\begin{exercise}{A3}{Image and kernel}{0004}
\begin{exerciseStatement} Let \(T:\mathbb{R}^ 3 \to \mathbb{R}^ 4 \) be the linear transformation given by \[T\left( \left[\begin{array}{c}
x \\
y \\
z
\end{array}\right] \right) = \left[\begin{array}{c}
x - z \\
-2 \, x + y + z \\
-5 \, x + 3 \, y + 2 \, z \\
-2 \, x - 2 \, y + 4 \, z
\end{array}\right] .\]
\begin{enumerate}[(a)]
\item Explain how to find the image of \(T\) and the kernel of \(T\).
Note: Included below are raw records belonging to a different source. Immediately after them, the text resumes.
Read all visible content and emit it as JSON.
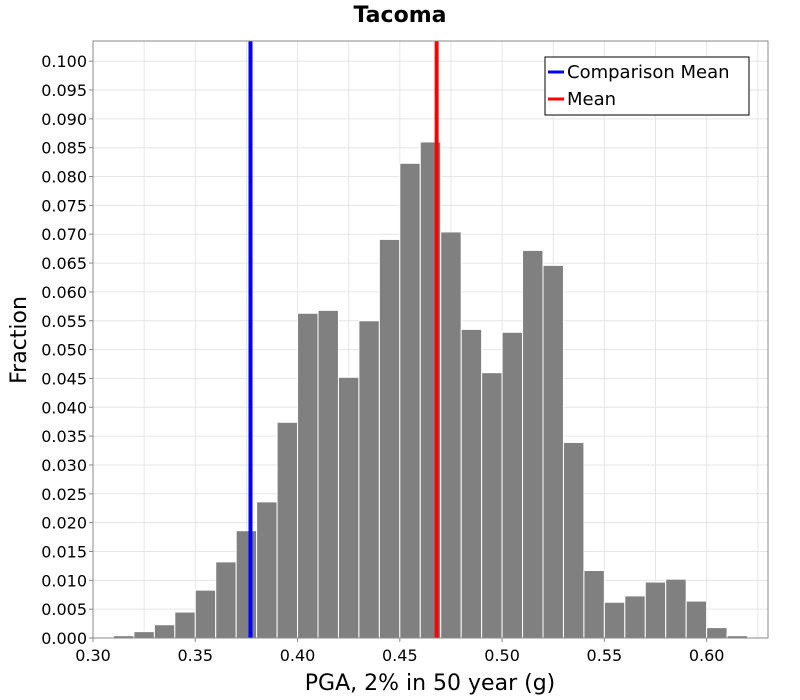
{
  "chart_data": {
    "type": "bar",
    "title": "Tacoma",
    "xlabel": "PGA, 2% in 50 year (g)",
    "ylabel": "Fraction",
    "xlim": [
      0.3,
      0.63
    ],
    "ylim": [
      0.0,
      0.1035
    ],
    "grid": true,
    "bin_width": 0.01,
    "bin_starts": [
      0.31,
      0.32,
      0.33,
      0.34,
      0.35,
      0.36,
      0.37,
      0.38,
      0.39,
      0.4,
      0.41,
      0.42,
      0.43,
      0.44,
      0.45,
      0.46,
      0.47,
      0.48,
      0.49,
      0.5,
      0.51,
      0.52,
      0.53,
      0.54,
      0.55,
      0.56,
      0.57,
      0.58,
      0.59,
      0.6,
      0.61
    ],
    "values": [
      0.0004,
      0.0011,
      0.0023,
      0.0045,
      0.0083,
      0.0132,
      0.0186,
      0.0236,
      0.0374,
      0.0563,
      0.0568,
      0.0452,
      0.055,
      0.0691,
      0.0823,
      0.086,
      0.0704,
      0.0535,
      0.046,
      0.053,
      0.0672,
      0.0646,
      0.0339,
      0.0117,
      0.0062,
      0.0073,
      0.0097,
      0.0102,
      0.0064,
      0.0018,
      0.0004
    ],
    "x_ticks": [
      "0.30",
      "0.35",
      "0.40",
      "0.45",
      "0.50",
      "0.55",
      "0.60"
    ],
    "y_ticks": [
      "0.000",
      "0.005",
      "0.010",
      "0.015",
      "0.020",
      "0.025",
      "0.030",
      "0.035",
      "0.040",
      "0.045",
      "0.050",
      "0.055",
      "0.060",
      "0.065",
      "0.070",
      "0.075",
      "0.080",
      "0.085",
      "0.090",
      "0.095",
      "0.100"
    ],
    "reference_lines": [
      {
        "name": "Comparison Mean",
        "x": 0.377,
        "color": "#0000ff"
      },
      {
        "name": "Mean",
        "x": 0.468,
        "color": "#ff0000"
      }
    ],
    "legend_position": "top-right",
    "legend": [
      {
        "label": "Comparison Mean",
        "color": "#0000ff"
      },
      {
        "label": "Mean",
        "color": "#ff0000"
      }
    ]
  }
}
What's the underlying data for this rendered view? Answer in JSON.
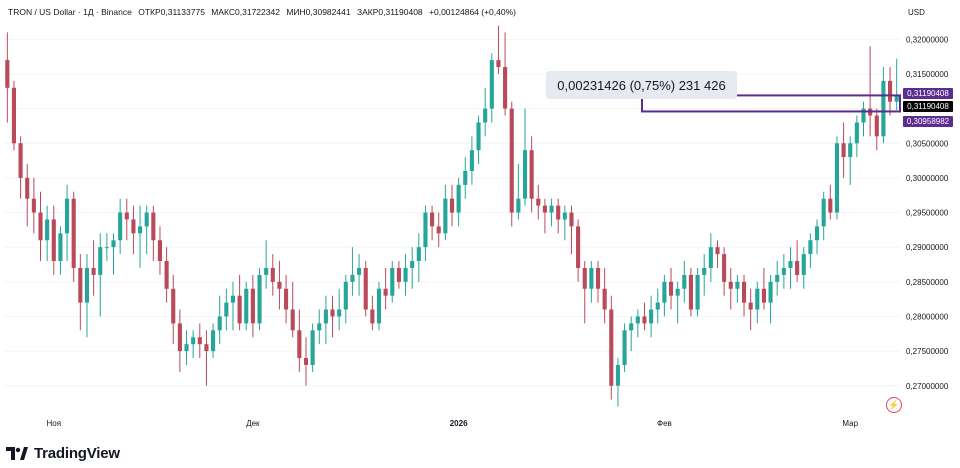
{
  "header": {
    "symbol": "TRON / US Dollar · 1Д · Binance",
    "open": "ОТКР0,31133775",
    "high": "МАКС0,31722342",
    "low": "МИН0,30982441",
    "close": "ЗАКР0,31190408",
    "change": "+0,00124864 (+0,40%)"
  },
  "currency_label": "USD",
  "measure_label": "0,00231426 (0,75%) 231 426",
  "price_tags": {
    "upper": "0,31190408",
    "current": "0,31190408",
    "lower": "0,30958982",
    "upper_color": "#5b2d8e",
    "current_color": "#000000",
    "lower_color": "#5b2d8e"
  },
  "brand": "TradingView",
  "colors": {
    "up": "#26a69a",
    "down": "#b94a5a",
    "axis_text": "#131722",
    "measure_box": "#5b2d8e"
  },
  "chart_data": {
    "type": "candlestick",
    "ylim": [
      0.2665,
      0.3225
    ],
    "y_ticks": [
      "0,32000000",
      "0,31500000",
      "0,31000000",
      "0,30500000",
      "0,30000000",
      "0,29500000",
      "0,29000000",
      "0,28500000",
      "0,28000000",
      "0,27500000",
      "0,27000000"
    ],
    "y_tick_values": [
      0.32,
      0.315,
      0.31,
      0.305,
      0.3,
      0.295,
      0.29,
      0.285,
      0.28,
      0.275,
      0.27
    ],
    "x_labels": [
      {
        "label": "Ноя",
        "index": 7,
        "bold": false
      },
      {
        "label": "Дек",
        "index": 37,
        "bold": false
      },
      {
        "label": "2026",
        "index": 68,
        "bold": true
      },
      {
        "label": "Фев",
        "index": 99,
        "bold": false
      },
      {
        "label": "Мар",
        "index": 127,
        "bold": false
      }
    ],
    "measure_range": [
      0.30958982,
      0.31190408
    ],
    "candles": [
      [
        0.317,
        0.321,
        0.308,
        0.313
      ],
      [
        0.313,
        0.314,
        0.304,
        0.305
      ],
      [
        0.305,
        0.306,
        0.297,
        0.3
      ],
      [
        0.3,
        0.302,
        0.293,
        0.297
      ],
      [
        0.297,
        0.3,
        0.292,
        0.295
      ],
      [
        0.295,
        0.298,
        0.288,
        0.291
      ],
      [
        0.291,
        0.296,
        0.288,
        0.294
      ],
      [
        0.294,
        0.296,
        0.286,
        0.288
      ],
      [
        0.288,
        0.293,
        0.286,
        0.292
      ],
      [
        0.292,
        0.299,
        0.288,
        0.297
      ],
      [
        0.297,
        0.298,
        0.285,
        0.287
      ],
      [
        0.287,
        0.289,
        0.278,
        0.282
      ],
      [
        0.282,
        0.289,
        0.277,
        0.287
      ],
      [
        0.287,
        0.291,
        0.283,
        0.286
      ],
      [
        0.286,
        0.292,
        0.28,
        0.29
      ],
      [
        0.29,
        0.292,
        0.288,
        0.29
      ],
      [
        0.29,
        0.292,
        0.286,
        0.291
      ],
      [
        0.291,
        0.297,
        0.289,
        0.295
      ],
      [
        0.295,
        0.297,
        0.291,
        0.294
      ],
      [
        0.294,
        0.296,
        0.289,
        0.292
      ],
      [
        0.292,
        0.296,
        0.287,
        0.293
      ],
      [
        0.293,
        0.296,
        0.289,
        0.295
      ],
      [
        0.295,
        0.296,
        0.288,
        0.291
      ],
      [
        0.291,
        0.293,
        0.286,
        0.288
      ],
      [
        0.288,
        0.29,
        0.282,
        0.284
      ],
      [
        0.284,
        0.286,
        0.276,
        0.279
      ],
      [
        0.279,
        0.281,
        0.272,
        0.275
      ],
      [
        0.275,
        0.278,
        0.273,
        0.276
      ],
      [
        0.276,
        0.278,
        0.274,
        0.277
      ],
      [
        0.277,
        0.279,
        0.274,
        0.276
      ],
      [
        0.276,
        0.278,
        0.27,
        0.275
      ],
      [
        0.275,
        0.279,
        0.274,
        0.278
      ],
      [
        0.278,
        0.283,
        0.276,
        0.28
      ],
      [
        0.28,
        0.284,
        0.278,
        0.282
      ],
      [
        0.282,
        0.285,
        0.278,
        0.283
      ],
      [
        0.283,
        0.286,
        0.278,
        0.279
      ],
      [
        0.279,
        0.285,
        0.278,
        0.284
      ],
      [
        0.284,
        0.286,
        0.277,
        0.279
      ],
      [
        0.279,
        0.287,
        0.278,
        0.286
      ],
      [
        0.286,
        0.291,
        0.284,
        0.287
      ],
      [
        0.287,
        0.289,
        0.283,
        0.285
      ],
      [
        0.285,
        0.288,
        0.281,
        0.284
      ],
      [
        0.284,
        0.286,
        0.279,
        0.281
      ],
      [
        0.281,
        0.285,
        0.277,
        0.278
      ],
      [
        0.278,
        0.281,
        0.272,
        0.274
      ],
      [
        0.274,
        0.277,
        0.27,
        0.273
      ],
      [
        0.273,
        0.279,
        0.272,
        0.278
      ],
      [
        0.278,
        0.281,
        0.276,
        0.279
      ],
      [
        0.279,
        0.283,
        0.276,
        0.281
      ],
      [
        0.281,
        0.283,
        0.277,
        0.28
      ],
      [
        0.28,
        0.284,
        0.278,
        0.281
      ],
      [
        0.281,
        0.286,
        0.279,
        0.285
      ],
      [
        0.285,
        0.29,
        0.283,
        0.286
      ],
      [
        0.286,
        0.289,
        0.283,
        0.287
      ],
      [
        0.287,
        0.288,
        0.28,
        0.281
      ],
      [
        0.281,
        0.283,
        0.278,
        0.279
      ],
      [
        0.279,
        0.285,
        0.278,
        0.284
      ],
      [
        0.284,
        0.287,
        0.281,
        0.283
      ],
      [
        0.283,
        0.288,
        0.282,
        0.287
      ],
      [
        0.287,
        0.288,
        0.284,
        0.285
      ],
      [
        0.285,
        0.289,
        0.283,
        0.287
      ],
      [
        0.287,
        0.29,
        0.284,
        0.288
      ],
      [
        0.288,
        0.292,
        0.285,
        0.29
      ],
      [
        0.29,
        0.296,
        0.288,
        0.295
      ],
      [
        0.295,
        0.296,
        0.291,
        0.293
      ],
      [
        0.293,
        0.295,
        0.29,
        0.292
      ],
      [
        0.292,
        0.299,
        0.291,
        0.297
      ],
      [
        0.297,
        0.299,
        0.293,
        0.295
      ],
      [
        0.295,
        0.3,
        0.293,
        0.299
      ],
      [
        0.299,
        0.303,
        0.297,
        0.301
      ],
      [
        0.301,
        0.306,
        0.299,
        0.304
      ],
      [
        0.304,
        0.309,
        0.302,
        0.308
      ],
      [
        0.308,
        0.313,
        0.306,
        0.31
      ],
      [
        0.31,
        0.318,
        0.308,
        0.317
      ],
      [
        0.317,
        0.322,
        0.315,
        0.316
      ],
      [
        0.316,
        0.321,
        0.309,
        0.31
      ],
      [
        0.31,
        0.311,
        0.293,
        0.295
      ],
      [
        0.295,
        0.302,
        0.294,
        0.297
      ],
      [
        0.297,
        0.31,
        0.296,
        0.304
      ],
      [
        0.304,
        0.306,
        0.295,
        0.297
      ],
      [
        0.297,
        0.299,
        0.294,
        0.296
      ],
      [
        0.296,
        0.297,
        0.292,
        0.295
      ],
      [
        0.295,
        0.297,
        0.293,
        0.296
      ],
      [
        0.296,
        0.297,
        0.292,
        0.294
      ],
      [
        0.294,
        0.296,
        0.291,
        0.295
      ],
      [
        0.295,
        0.296,
        0.289,
        0.293
      ],
      [
        0.293,
        0.294,
        0.285,
        0.287
      ],
      [
        0.287,
        0.288,
        0.279,
        0.284
      ],
      [
        0.284,
        0.288,
        0.282,
        0.287
      ],
      [
        0.287,
        0.288,
        0.282,
        0.284
      ],
      [
        0.284,
        0.287,
        0.279,
        0.281
      ],
      [
        0.281,
        0.283,
        0.268,
        0.27
      ],
      [
        0.27,
        0.274,
        0.267,
        0.273
      ],
      [
        0.273,
        0.279,
        0.272,
        0.278
      ],
      [
        0.278,
        0.28,
        0.275,
        0.279
      ],
      [
        0.279,
        0.281,
        0.277,
        0.28
      ],
      [
        0.28,
        0.282,
        0.278,
        0.279
      ],
      [
        0.279,
        0.283,
        0.277,
        0.281
      ],
      [
        0.281,
        0.284,
        0.279,
        0.282
      ],
      [
        0.282,
        0.286,
        0.28,
        0.285
      ],
      [
        0.285,
        0.287,
        0.281,
        0.283
      ],
      [
        0.283,
        0.285,
        0.279,
        0.284
      ],
      [
        0.284,
        0.288,
        0.282,
        0.286
      ],
      [
        0.286,
        0.287,
        0.28,
        0.281
      ],
      [
        0.281,
        0.287,
        0.28,
        0.286
      ],
      [
        0.286,
        0.289,
        0.283,
        0.287
      ],
      [
        0.287,
        0.292,
        0.285,
        0.29
      ],
      [
        0.29,
        0.291,
        0.287,
        0.289
      ],
      [
        0.289,
        0.29,
        0.283,
        0.285
      ],
      [
        0.285,
        0.287,
        0.281,
        0.284
      ],
      [
        0.284,
        0.286,
        0.282,
        0.285
      ],
      [
        0.285,
        0.286,
        0.28,
        0.282
      ],
      [
        0.282,
        0.284,
        0.278,
        0.281
      ],
      [
        0.281,
        0.285,
        0.279,
        0.284
      ],
      [
        0.284,
        0.287,
        0.281,
        0.282
      ],
      [
        0.282,
        0.286,
        0.279,
        0.285
      ],
      [
        0.285,
        0.288,
        0.283,
        0.286
      ],
      [
        0.286,
        0.289,
        0.284,
        0.287
      ],
      [
        0.287,
        0.29,
        0.284,
        0.288
      ],
      [
        0.288,
        0.291,
        0.285,
        0.286
      ],
      [
        0.286,
        0.29,
        0.284,
        0.289
      ],
      [
        0.289,
        0.292,
        0.287,
        0.291
      ],
      [
        0.291,
        0.294,
        0.289,
        0.293
      ],
      [
        0.293,
        0.298,
        0.291,
        0.297
      ],
      [
        0.297,
        0.299,
        0.294,
        0.295
      ],
      [
        0.295,
        0.306,
        0.294,
        0.305
      ],
      [
        0.305,
        0.308,
        0.3,
        0.303
      ],
      [
        0.303,
        0.306,
        0.299,
        0.305
      ],
      [
        0.305,
        0.309,
        0.303,
        0.308
      ],
      [
        0.308,
        0.311,
        0.306,
        0.31
      ],
      [
        0.31,
        0.319,
        0.306,
        0.309
      ],
      [
        0.309,
        0.31,
        0.304,
        0.306
      ],
      [
        0.306,
        0.316,
        0.305,
        0.314
      ],
      [
        0.314,
        0.316,
        0.309,
        0.311
      ],
      [
        0.311,
        0.3172,
        0.3098,
        0.3119
      ]
    ]
  }
}
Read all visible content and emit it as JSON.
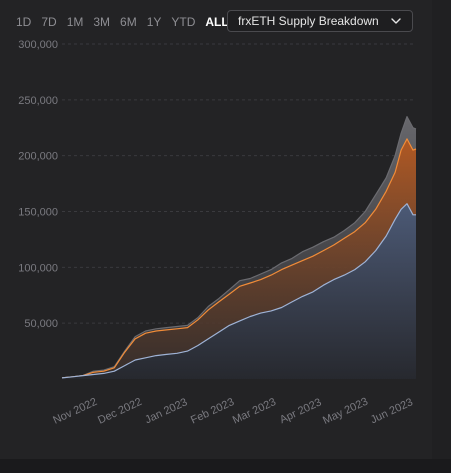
{
  "range_buttons": [
    {
      "label": "1D",
      "active": false
    },
    {
      "label": "7D",
      "active": false
    },
    {
      "label": "1M",
      "active": false
    },
    {
      "label": "3M",
      "active": false
    },
    {
      "label": "6M",
      "active": false
    },
    {
      "label": "1Y",
      "active": false
    },
    {
      "label": "YTD",
      "active": false
    },
    {
      "label": "ALL",
      "active": true
    }
  ],
  "dropdown": {
    "selected": "frxETH Supply Breakdown",
    "icon": "chevron-down-icon"
  },
  "colors": {
    "total": "#6b6b70",
    "middle": "#f28c38",
    "lower": "#9fb3d6",
    "grid": "#3a3a3e",
    "tick": "#7a7a80"
  },
  "chart_data": {
    "type": "area",
    "title": "",
    "xlabel": "",
    "ylabel": "",
    "ylim": [
      0,
      300000
    ],
    "y_ticks": [
      "300,000",
      "250,000",
      "200,000",
      "150,000",
      "100,000",
      "50,000"
    ],
    "y_tick_values": [
      300000,
      250000,
      200000,
      150000,
      100000,
      50000
    ],
    "x_ticks": [
      "Nov 2022",
      "Dec 2022",
      "Jan 2023",
      "Feb 2023",
      "Mar 2023",
      "Apr 2023",
      "May 2023",
      "Jun 2023"
    ],
    "x_tick_dates": [
      "2022-11-01",
      "2022-12-01",
      "2023-01-01",
      "2023-02-01",
      "2023-03-01",
      "2023-04-01",
      "2023-05-01",
      "2023-06-01"
    ],
    "x_range": [
      "2022-10-21",
      "2023-06-15"
    ],
    "grid": true,
    "legend": "none",
    "x": [
      "2022-10-21",
      "2022-10-28",
      "2022-11-04",
      "2022-11-11",
      "2022-11-18",
      "2022-11-25",
      "2022-12-02",
      "2022-12-09",
      "2022-12-16",
      "2022-12-23",
      "2022-12-30",
      "2023-01-06",
      "2023-01-13",
      "2023-01-20",
      "2023-01-27",
      "2023-02-03",
      "2023-02-10",
      "2023-02-17",
      "2023-02-24",
      "2023-03-03",
      "2023-03-10",
      "2023-03-17",
      "2023-03-24",
      "2023-03-31",
      "2023-04-07",
      "2023-04-14",
      "2023-04-21",
      "2023-04-28",
      "2023-05-05",
      "2023-05-12",
      "2023-05-19",
      "2023-05-26",
      "2023-06-01",
      "2023-06-05",
      "2023-06-09",
      "2023-06-13",
      "2023-06-15"
    ],
    "series": [
      {
        "values": [
          1000,
          2000,
          3000,
          7000,
          8000,
          11000,
          25000,
          38000,
          43000,
          45000,
          46000,
          47000,
          48000,
          55000,
          65000,
          72000,
          80000,
          88000,
          90000,
          94000,
          98000,
          104000,
          108000,
          114000,
          118000,
          123000,
          127000,
          133000,
          140000,
          150000,
          165000,
          180000,
          200000,
          220000,
          235000,
          225000,
          224000
        ]
      },
      {
        "values": [
          1000,
          2000,
          3000,
          6000,
          7000,
          10000,
          24000,
          36000,
          41000,
          43000,
          44000,
          45000,
          46000,
          53000,
          62000,
          69000,
          76000,
          83000,
          86000,
          89000,
          93000,
          98000,
          102000,
          106000,
          110000,
          115000,
          120000,
          126000,
          132000,
          140000,
          152000,
          168000,
          185000,
          205000,
          215000,
          205000,
          206000
        ]
      },
      {
        "values": [
          1000,
          2000,
          3000,
          4000,
          5000,
          7000,
          12000,
          17000,
          19000,
          21000,
          22000,
          23000,
          25000,
          30000,
          36000,
          42000,
          48000,
          52000,
          56000,
          59000,
          61000,
          64000,
          69000,
          74000,
          78000,
          84000,
          89000,
          93000,
          98000,
          105000,
          115000,
          128000,
          143000,
          152000,
          157000,
          147000,
          147000
        ]
      }
    ]
  }
}
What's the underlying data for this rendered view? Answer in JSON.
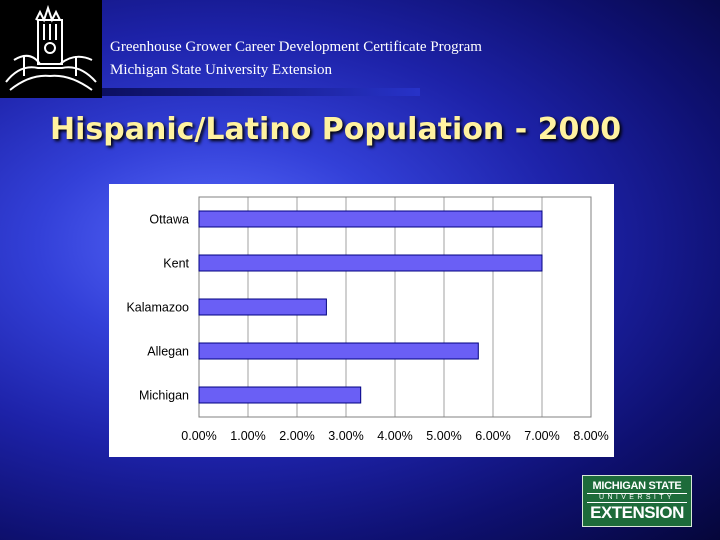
{
  "header": {
    "line1": "Greenhouse Grower Career Development Certificate Program",
    "line2": "Michigan State University Extension"
  },
  "slide_title": "Hispanic/Latino Population - 2000",
  "logo": {
    "line1": "MICHIGAN STATE",
    "line2": "UNIVERSITY",
    "line3": "EXTENSION",
    "color": "#1d6b3a"
  },
  "colors": {
    "bar_fill": "#6a5ff5",
    "bar_stroke": "#000080",
    "title": "#fff2a0"
  },
  "chart_data": {
    "type": "bar",
    "orientation": "horizontal",
    "categories": [
      "Ottawa",
      "Kent",
      "Kalamazoo",
      "Allegan",
      "Michigan"
    ],
    "values": [
      0.07,
      0.07,
      0.026,
      0.057,
      0.033
    ],
    "xlim": [
      0,
      0.08
    ],
    "ticks": [
      "0.00%",
      "1.00%",
      "2.00%",
      "3.00%",
      "4.00%",
      "5.00%",
      "6.00%",
      "7.00%",
      "8.00%"
    ],
    "grid": true,
    "legend": false
  }
}
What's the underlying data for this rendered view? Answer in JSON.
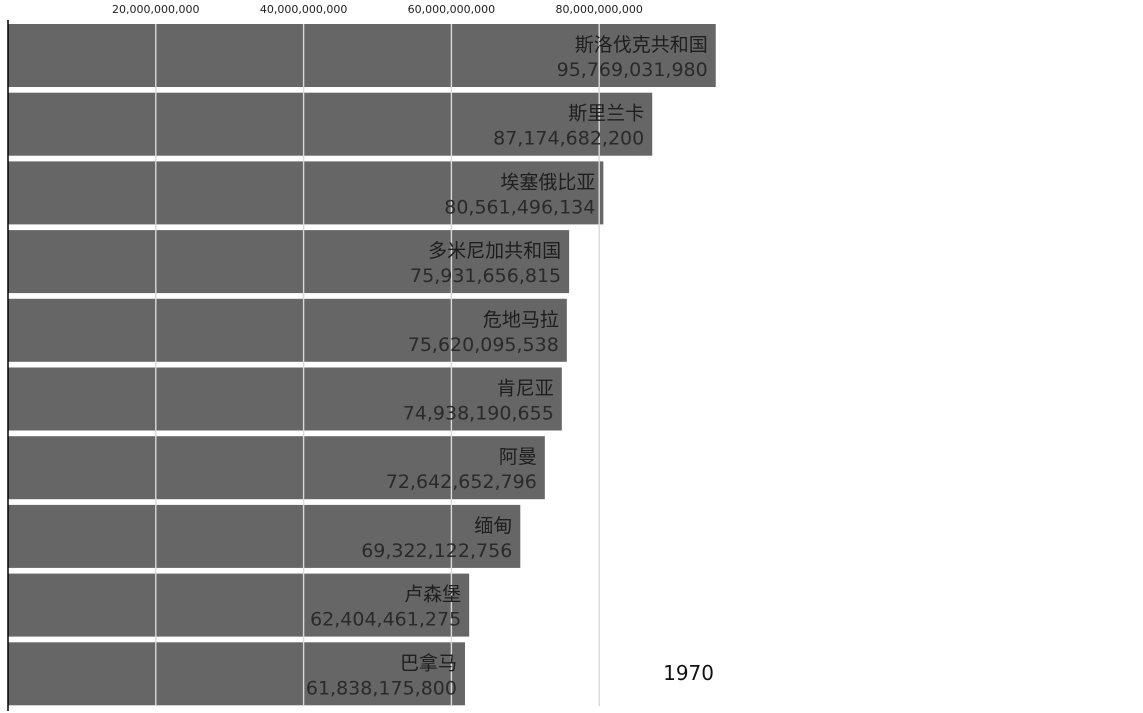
{
  "chart_data": {
    "type": "bar",
    "orientation": "horizontal",
    "period": "1970",
    "categories": [
      "斯洛伐克共和国",
      "斯里兰卡",
      "埃塞俄比亚",
      "多米尼加共和国",
      "危地马拉",
      "肯尼亚",
      "阿曼",
      "缅甸",
      "卢森堡",
      "巴拿马"
    ],
    "values": [
      95769031980,
      87174682200,
      80561496134,
      75931656815,
      75620095538,
      74938190655,
      72642652796,
      69322122756,
      62404461275,
      61838175800
    ],
    "value_labels": [
      "95,769,031,980",
      "87,174,682,200",
      "80,561,496,134",
      "75,931,656,815",
      "75,620,095,538",
      "74,938,190,655",
      "72,642,652,796",
      "69,322,122,756",
      "62,404,461,275",
      "61,838,175,800"
    ],
    "x_ticks": [
      20000000000,
      40000000000,
      60000000000,
      80000000000
    ],
    "x_tick_labels": [
      "20,000,000,000",
      "40,000,000,000",
      "60,000,000,000",
      "80,000,000,000"
    ],
    "xlim": [
      0,
      100000000000
    ],
    "axis_position": "top",
    "grid": true,
    "colors": {
      "bar": "#666666",
      "grid": "#d9d9d9",
      "axis": "#000000",
      "text": "#222222"
    },
    "title": "",
    "xlabel": "",
    "ylabel": ""
  }
}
\item Explain how to find a basis of the image of \(T\) and a basis of the kernel of \(T\).
\item Explain how to find the rank and nullity of \(T\), and why the rank-nullity theorem holds for \(T\).
\end{enumerate}
\end{exerciseStatement}
\begin{exerciseAnswer}
\[\operatorname{RREF} \left[\begin{array}{ccc}
1 & 0 & -1 \\
-2 & 1 & 1 \\
-5 & 3 & 2 \\
-2 & -2 & 4
\end{array}\right] = \left[\begin{array}{ccc}
1 & 0 & -1 \\
0 & 1 & -1 \\
0 & 0 & 0 \\
0 & 0 & 0
\end{array}\right] \]
\begin{enumerate}[(a)]
\item \[\operatorname{Im}\ T = \operatorname{span}\ \left\{ \left[\begin{array}{c}
1 \\
-2 \\
-5 \\
-2
\end{array}\right] , \left[\begin{array}{c}
0 \\
1 \\
3 \\
-2
\end{array}\right] \right\} \]\[\operatorname{ker}\ T = \left\{ \left[\begin{array}{c}
a \\
a \\
a
\end{array}\right] \middle|\,a\in\mathbb{R}\right\} \]
\item A basis of \(\operatorname{Im}\ T\) is \( \left\{ \left[\begin{array}{c}
1 \\
-2 \\
-5 \\
-2
\end{array}\right] , \left[\begin{array}{c}
0 \\
1 \\
3 \\
-2
\end{array}\right] \right\} \). A basis of \(\operatorname{ker}\ T\) is \( \left\{ \left[\begin{array}{c}
1 \\
1 \\
1
\end{array}\right] \right\} \)
\item The rank of \(T\) is \( 2 \), the nullity of \(T\) is \( 1 \), and the dimension of the domain of \(T\) is \( 3 \). The rank-nullity theorem asserts that \( 2 + 1 = 3 \), which we see to be true.
\end{enumerate}
\end{exerciseAnswer}
\end{exercise}